There are people who believe that mortgage fraud is a thing of the past and that bad guys have either fled to other domains, or that they have been caught. However, recent events show us that mortgage fraud is pretty much alive and well, and that there are many willing to go to great lengths just to earn some easy money. On the other hand, there are also individuals looking to secure a low rate on a loan and stretch the truth in order to obtain it.
The Amerisave scam
The current top spot is taken by Amerisave Mortgage Corp. The Consumer Financial Protection Bureau has just issued an order where Amerisave will have to pay 19 million dollars due to perpetrating a deceptive scam of bait-and-switch.
The Atlanta-based online company which lends in all 50 states has been showing misleading interest rates to would-be borrowers. That was just the beginning, as once interested borrowers visited their site, Amerisave would lock the rates and then charge hefty up-front fees. The company also failed to honor the interest rates that were published while also overcharging borrowers illegally for services provided by affiliate third-party companies.
The scam worked like this: Amerisave would post misleading rates in third-party sites, and borrowers that were interested would be redirected to Amerisave’s website. Here, would-be borrowers would be presented with quotes based on a 800 FICO score even though they did enter a much lower score on the third party site. The scam resulted in borrowers falling for misleading quotes. Amerisave would then charge customers at closing for “appraisal validation” while hiding the fact that this service would be provided by an affiliated third party. The fee associated with this validation could also be marked by as much as 900 percent.
The Consumer Financial Protection Bureau has charged Amerisave with 19 million dollars as well as its owner, Patrick Markert with 1.5 million dollars, money he will have to pay personally.
The Ocwen Financial Corp scam
Another mortgage fraud was set up by the Ocwen Financial Corp. The CFPB have called on Ocwen for running a complex scheme in which they took as much as 65 million dollars in fees each year from homeowners for providing forced-placed insurance. This coverage was actually bought by affiliated companies at the expense of the distressed homeowner. While there have been no charges filed yet, the company was asked to explain what it was doing since the Federal Housing Finance Agency has clearly banned all mortgage services and banks from accepting any sort of commissions issued by affiliate parties on force placed policies.

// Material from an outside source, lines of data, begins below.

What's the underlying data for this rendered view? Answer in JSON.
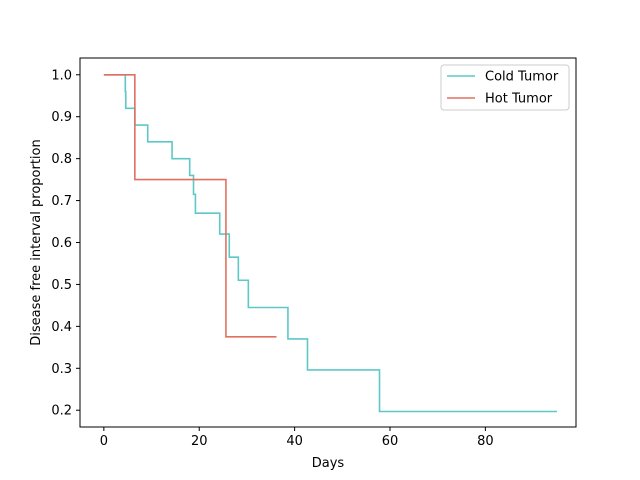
{
  "chart_data": {
    "type": "line",
    "title": "",
    "xlabel": "Days",
    "ylabel": "Disease free interval proportion",
    "xlim": [
      -5,
      99
    ],
    "ylim": [
      0.16,
      1.04
    ],
    "xticks": [
      0,
      20,
      40,
      60,
      80
    ],
    "yticks": [
      0.2,
      0.3,
      0.4,
      0.5,
      0.6,
      0.7,
      0.8,
      0.9,
      1.0
    ],
    "ytick_labels": [
      "0.2",
      "0.3",
      "0.4",
      "0.5",
      "0.6",
      "0.7",
      "0.8",
      "0.9",
      "1.0"
    ],
    "grid": false,
    "legend": "top-right",
    "series": [
      {
        "name": "Cold Tumor",
        "color": "#5ec8c8",
        "step": "post",
        "points": [
          [
            0,
            1.0
          ],
          [
            4.5,
            0.96
          ],
          [
            4.6,
            0.92
          ],
          [
            6.5,
            0.88
          ],
          [
            9.2,
            0.84
          ],
          [
            14.3,
            0.8
          ],
          [
            18.0,
            0.76
          ],
          [
            18.8,
            0.715
          ],
          [
            19.2,
            0.67
          ],
          [
            24.3,
            0.62
          ],
          [
            26.3,
            0.565
          ],
          [
            28.2,
            0.51
          ],
          [
            30.3,
            0.445
          ],
          [
            38.6,
            0.37
          ],
          [
            42.7,
            0.296
          ],
          [
            57.8,
            0.197
          ],
          [
            95.0,
            0.197
          ]
        ]
      },
      {
        "name": "Hot Tumor",
        "color": "#e07060",
        "step": "post",
        "points": [
          [
            0,
            1.0
          ],
          [
            6.5,
            0.75
          ],
          [
            25.6,
            0.375
          ],
          [
            36.2,
            0.375
          ]
        ]
      }
    ]
  }
}
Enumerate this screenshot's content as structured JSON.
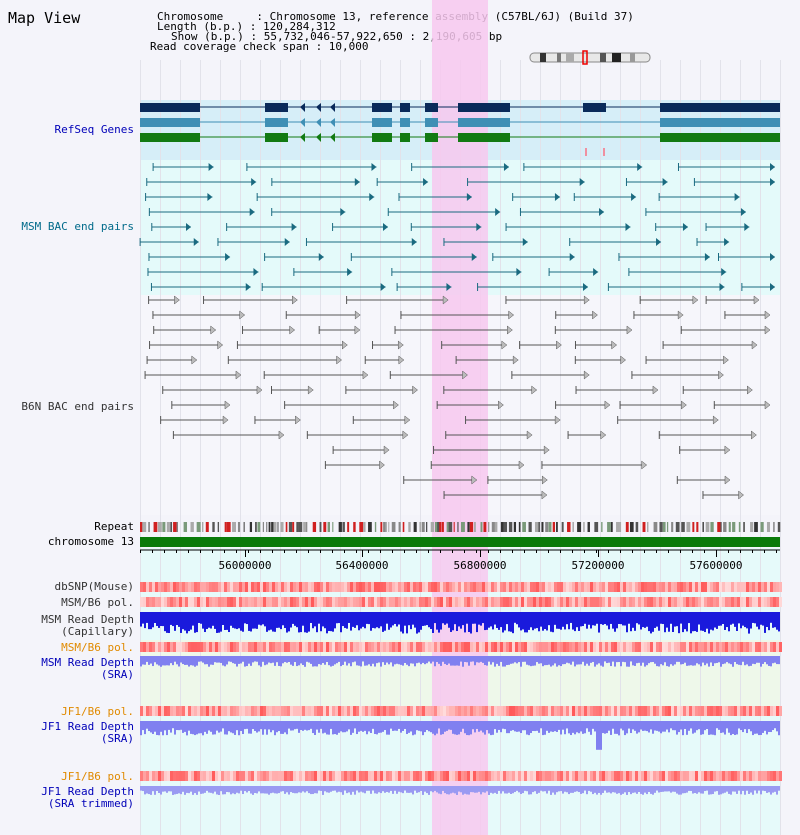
{
  "view": {
    "title": "Map View",
    "info_lines": [
      "Chromosome     : Chromosome 13, reference assembly (C57BL/6J) (Build 37)",
      "Length (b.p.) : 120,284,312",
      "Show (b.p.) : 55,732,046-57,922,650 : 2,190,605 bp",
      "Read coverage check span : 10,000"
    ]
  },
  "tracks": {
    "refseq": "RefSeq Genes",
    "msm_bac": "MSM BAC end pairs",
    "b6n_bac": "B6N BAC end pairs",
    "repeat": "Repeat",
    "chromosome": "chromosome 13",
    "dbsnp": "dbSNP(Mouse)",
    "msm_b6_pol_1": "MSM/B6 pol.",
    "msm_depth_cap_1": "MSM Read Depth",
    "msm_depth_cap_2": "(Capillary)",
    "msm_b6_pol_2": "MSM/B6 pol.",
    "msm_depth_sra_1": "MSM Read Depth",
    "msm_depth_sra_2": "(SRA)",
    "jf1_b6_pol_1": "JF1/B6 pol.",
    "jf1_depth_sra_1": "JF1 Read Depth",
    "jf1_depth_sra_2": "(SRA)",
    "jf1_b6_pol_2": "JF1/B6 pol.",
    "jf1_depth_trim_1": "JF1 Read Depth",
    "jf1_depth_trim_2": "(SRA trimmed)"
  },
  "axis": {
    "ticks": [
      "56000000",
      "56400000",
      "56800000",
      "57200000",
      "57600000"
    ]
  },
  "colors": {
    "highlight": "#f7c8ee",
    "refseq_bg": "#d6eef8",
    "msm_bg": "#e4fafa",
    "chromosome_bar": "#0a7a0a",
    "gene_dark": "#0a2a5a",
    "gene_mid": "#3f8fb5",
    "gene_green": "#127a12",
    "msm_line": "#1a6a80",
    "b6n_line": "#555555",
    "depth_dark": "#1a1adc",
    "depth_light": "#8080f0",
    "label_blue": "#0000b8",
    "label_teal": "#006a8a",
    "label_gray": "#333333",
    "label_orange": "#e08a00"
  }
}
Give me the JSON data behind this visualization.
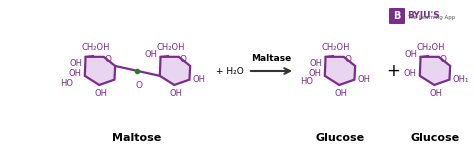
{
  "bg_color": "#ffffff",
  "ring_color": "#7b2d8b",
  "ring_fill": "#e8d5f0",
  "arrow_color": "#333333",
  "maltose_label": "Maltose",
  "glucose_label": "Glucose",
  "enzyme_label": "Maltase",
  "water_label": "+ H₂O",
  "byju_box_color": "#7b2d8b",
  "byju_text": "BYJU'S",
  "byju_sub": "The Learning App",
  "ring_lw": 1.6,
  "text_fs": 6.0,
  "label_fs": 8.0
}
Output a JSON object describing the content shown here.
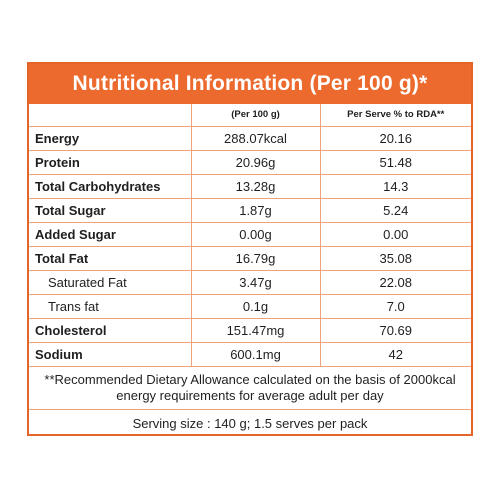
{
  "title": "Nutritional Information (Per 100 g)*",
  "columns": [
    "",
    "(Per 100 g)",
    "Per Serve % to RDA**"
  ],
  "rows": [
    {
      "name": "Energy",
      "per100": "288.07kcal",
      "rda": "20.16",
      "sub": false
    },
    {
      "name": "Protein",
      "per100": "20.96g",
      "rda": "51.48",
      "sub": false
    },
    {
      "name": "Total Carbohydrates",
      "per100": "13.28g",
      "rda": "14.3",
      "sub": false
    },
    {
      "name": "Total Sugar",
      "per100": "1.87g",
      "rda": "5.24",
      "sub": false
    },
    {
      "name": "Added Sugar",
      "per100": "0.00g",
      "rda": "0.00",
      "sub": false
    },
    {
      "name": "Total Fat",
      "per100": "16.79g",
      "rda": "35.08",
      "sub": false
    },
    {
      "name": "Saturated Fat",
      "per100": "3.47g",
      "rda": "22.08",
      "sub": true
    },
    {
      "name": "Trans fat",
      "per100": "0.1g",
      "rda": "7.0",
      "sub": true
    },
    {
      "name": "Cholesterol",
      "per100": "151.47mg",
      "rda": "70.69",
      "sub": false
    },
    {
      "name": "Sodium",
      "per100": "600.1mg",
      "rda": "42",
      "sub": false
    }
  ],
  "footnote": "**Recommended Dietary Allowance calculated on the basis of 2000kcal energy requirements for average adult per day",
  "serving": "Serving size : 140 g; 1.5 serves per pack",
  "colors": {
    "header_bg": "#ec6a2e",
    "border": "#e5642a",
    "grid": "#f0a27b"
  }
}
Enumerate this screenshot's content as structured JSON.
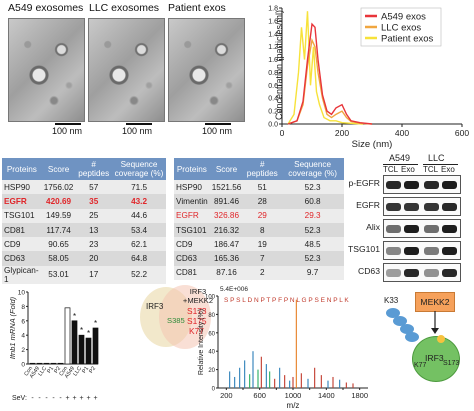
{
  "em_panels": {
    "titles": [
      "A549 exosomes",
      "LLC exosomes",
      "Patient exos"
    ],
    "scale_labels": [
      "100 nm",
      "100 nm",
      "100 nm"
    ]
  },
  "nta_chart": {
    "ylabel": "Concentration (particles/ml)",
    "xlabel": "Size (nm)",
    "legend": [
      "A549 exos",
      "LLC exos",
      "Patient exos"
    ]
  },
  "chart_data": [
    {
      "type": "line",
      "xlabel": "Size (nm)",
      "ylabel": "Concentration (particles/ml)",
      "xlim": [
        0,
        600
      ],
      "ylim": [
        0,
        1.8
      ],
      "xticks": [
        "0",
        "200",
        "400",
        "600"
      ],
      "yticks": [
        "0.0",
        "0.2",
        "0.4",
        "0.6",
        "0.8",
        "1.0",
        "1.2",
        "1.4",
        "1.6",
        "1.8"
      ],
      "legend_position": "top-right",
      "series": [
        {
          "name": "A549 exos",
          "color": "#e8353a",
          "x": [
            20,
            50,
            70,
            85,
            100,
            110,
            120,
            135,
            150,
            165,
            180,
            200,
            215,
            230,
            260,
            300
          ],
          "y": [
            0,
            0.05,
            0.35,
            1.0,
            1.55,
            1.5,
            1.0,
            0.45,
            0.2,
            0.15,
            0.25,
            0.3,
            0.15,
            0.05,
            0.02,
            0
          ]
        },
        {
          "name": "LLC exos",
          "color": "#f0a640",
          "x": [
            20,
            50,
            70,
            85,
            100,
            110,
            120,
            135,
            150,
            165,
            180,
            200,
            215,
            230,
            260,
            300
          ],
          "y": [
            0,
            0.05,
            0.3,
            0.9,
            1.3,
            1.2,
            0.8,
            0.4,
            0.15,
            0.1,
            0.15,
            0.2,
            0.1,
            0.04,
            0.01,
            0
          ]
        },
        {
          "name": "Patient exos",
          "color": "#f7e23a",
          "x": [
            20,
            40,
            55,
            65,
            75,
            85,
            95,
            105,
            115,
            125,
            140,
            160,
            180,
            200,
            230,
            270
          ],
          "y": [
            0,
            0.15,
            0.8,
            1.5,
            1.0,
            1.75,
            0.6,
            1.2,
            0.5,
            0.3,
            0.1,
            0.05,
            0.05,
            0.02,
            0.01,
            0
          ]
        }
      ]
    },
    {
      "type": "bar",
      "ylabel": "Ifnb1 mRNA (Fold)",
      "ylim": [
        0,
        10
      ],
      "yticks": [
        "0",
        "2",
        "4",
        "6",
        "8",
        "10"
      ],
      "categories": [
        "Con",
        "A549",
        "LLC",
        "P1",
        "P2",
        "Con",
        "A549",
        "LLC",
        "P1",
        "P2"
      ],
      "values": [
        0.1,
        0.1,
        0.1,
        0.1,
        0.1,
        7.8,
        6.0,
        4.0,
        3.6,
        5.0
      ],
      "sev_row_label": "SeV:",
      "sev": [
        "-",
        "-",
        "-",
        "-",
        "-",
        "+",
        "+",
        "+",
        "+",
        "+"
      ],
      "significant": [
        false,
        false,
        false,
        false,
        false,
        false,
        true,
        true,
        true,
        true
      ]
    },
    {
      "type": "bar",
      "xlabel": "m/z",
      "ylabel": "Relative Intensity (%)",
      "scale_label": "5.4E+006",
      "xlim": [
        100,
        1900
      ],
      "ylim": [
        0,
        100
      ],
      "xticks": [
        "200",
        "400",
        "600",
        "800",
        "1000",
        "1200",
        "1400",
        "1600",
        "1800"
      ],
      "yticks": [
        "0",
        "20",
        "40",
        "60",
        "80",
        "100"
      ],
      "sequence": "S P S L D N P T P F P N L G P S E N P L K"
    }
  ],
  "table1": {
    "headers": [
      "Proteins",
      "Score",
      "# peptides",
      "Sequence coverage (%)"
    ],
    "rows": [
      [
        "HSP90",
        "1756.02",
        "57",
        "71.5"
      ],
      [
        "EGFR",
        "420.69",
        "35",
        "43.2"
      ],
      [
        "TSG101",
        "149.59",
        "25",
        "44.6"
      ],
      [
        "CD81",
        "117.74",
        "13",
        "53.4"
      ],
      [
        "CD9",
        "90.65",
        "23",
        "62.1"
      ],
      [
        "CD63",
        "58.05",
        "20",
        "64.8"
      ],
      [
        "Glypican-1",
        "53.01",
        "17",
        "52.2"
      ]
    ]
  },
  "table2": {
    "headers": [
      "Proteins",
      "Score",
      "# peptides",
      "Sequence coverage (%)"
    ],
    "rows": [
      [
        "HSP90",
        "1521.56",
        "51",
        "52.3"
      ],
      [
        "Vimentin",
        "891.46",
        "28",
        "60.8"
      ],
      [
        "EGFR",
        "326.86",
        "29",
        "29.3"
      ],
      [
        "TSG101",
        "216.32",
        "8",
        "52.3"
      ],
      [
        "CD9",
        "186.47",
        "19",
        "48.5"
      ],
      [
        "CD63",
        "165.36",
        "7",
        "52.3"
      ],
      [
        "CD81",
        "87.16",
        "2",
        "9.7"
      ]
    ]
  },
  "western_blot": {
    "groups": [
      "A549",
      "LLC"
    ],
    "lanes": [
      "TCL",
      "Exo",
      "TCL",
      "Exo"
    ],
    "rows": [
      "p-EGFR",
      "EGFR",
      "Alix",
      "TSG101",
      "CD63"
    ]
  },
  "venn": {
    "left": "IRF3",
    "right_title": "IRF3 +MEKK2",
    "overlap": "S385",
    "sites": [
      "S173",
      "S175",
      "K77"
    ]
  },
  "mechanism": {
    "kinase": "MEKK2",
    "protein": "IRF3",
    "residue_top": "K33",
    "ub_label": "Ub",
    "k77": "K77",
    "s173": "S173"
  }
}
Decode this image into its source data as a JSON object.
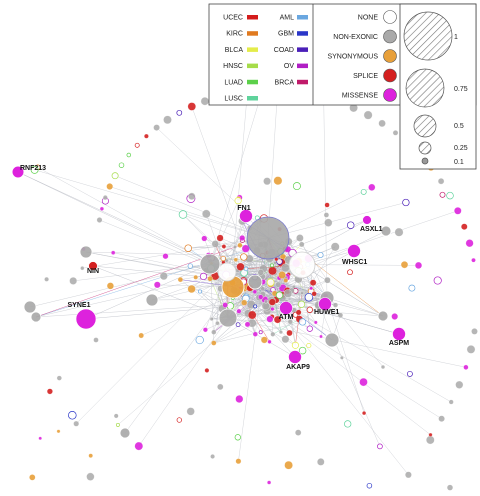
{
  "colors": {
    "edge": "#b9bcc4",
    "none_fill": "#ffffff",
    "none_stroke": "#555555",
    "non_exonic": "#a9a9a9",
    "synonymous": "#e8a03a",
    "splice": "#d42020",
    "missense": "#dd22dd",
    "size_hatch": "#777777"
  },
  "legend": {
    "cancer_types_col1": [
      {
        "label": "UCEC",
        "color": "#d41c1c"
      },
      {
        "label": "KIRC",
        "color": "#e07a20"
      },
      {
        "label": "BLCA",
        "color": "#e4ec4a"
      },
      {
        "label": "HNSC",
        "color": "#a6dc4a"
      },
      {
        "label": "LUAD",
        "color": "#5cd04a"
      },
      {
        "label": "LUSC",
        "color": "#5fd39c"
      }
    ],
    "cancer_types_col2": [
      {
        "label": "AML",
        "color": "#6aa7e0"
      },
      {
        "label": "GBM",
        "color": "#2a36c8"
      },
      {
        "label": "COAD",
        "color": "#4a1fb8"
      },
      {
        "label": "OV",
        "color": "#b01ec4"
      },
      {
        "label": "BRCA",
        "color": "#c01a6a"
      }
    ],
    "mutation_types": [
      {
        "label": "NONE",
        "color": "#ffffff"
      },
      {
        "label": "NON-EXONIC",
        "color": "#a9a9a9"
      },
      {
        "label": "SYNONYMOUS",
        "color": "#e8a03a"
      },
      {
        "label": "SPLICE",
        "color": "#d42020"
      },
      {
        "label": "MISSENSE",
        "color": "#dd22dd"
      }
    ],
    "sizes": [
      {
        "label": "1",
        "value": 1
      },
      {
        "label": "0.75",
        "value": 0.75
      },
      {
        "label": "0.5",
        "value": 0.5
      },
      {
        "label": "0.25",
        "value": 0.25
      },
      {
        "label": "0.1",
        "value": 0.1
      }
    ]
  },
  "genes": [
    {
      "name": "RNF213",
      "type": "missense",
      "size": 0.2
    },
    {
      "name": "FN1",
      "type": "missense",
      "size": 0.25
    },
    {
      "name": "ASXL1",
      "type": "missense",
      "size": 0.1
    },
    {
      "name": "NIN",
      "type": "splice",
      "size": 0.1
    },
    {
      "name": "WHSC1",
      "type": "missense",
      "size": 0.25
    },
    {
      "name": "SYNE1",
      "type": "missense",
      "size": 0.5
    },
    {
      "name": "HUWE1",
      "type": "missense",
      "size": 0.25
    },
    {
      "name": "ATM",
      "type": "missense",
      "size": 0.25
    },
    {
      "name": "ASPM",
      "type": "missense",
      "size": 0.25
    },
    {
      "name": "AKAP9",
      "type": "missense",
      "size": 0.25
    }
  ]
}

Mortgage fraud is still alive
The two cases above go to show that mortgage fraud hasn’t disappeared, as it is alive and kicking. There are many bad guys trying to squeeze distressed homeowners for money, and at the same time, there are also borrowers who try to obtain better rates through occupancy fraud, distorted income statements and even falsification of stolen social security numbers. So keep your eyes peeled, regardless if you’re a borrower or a lender.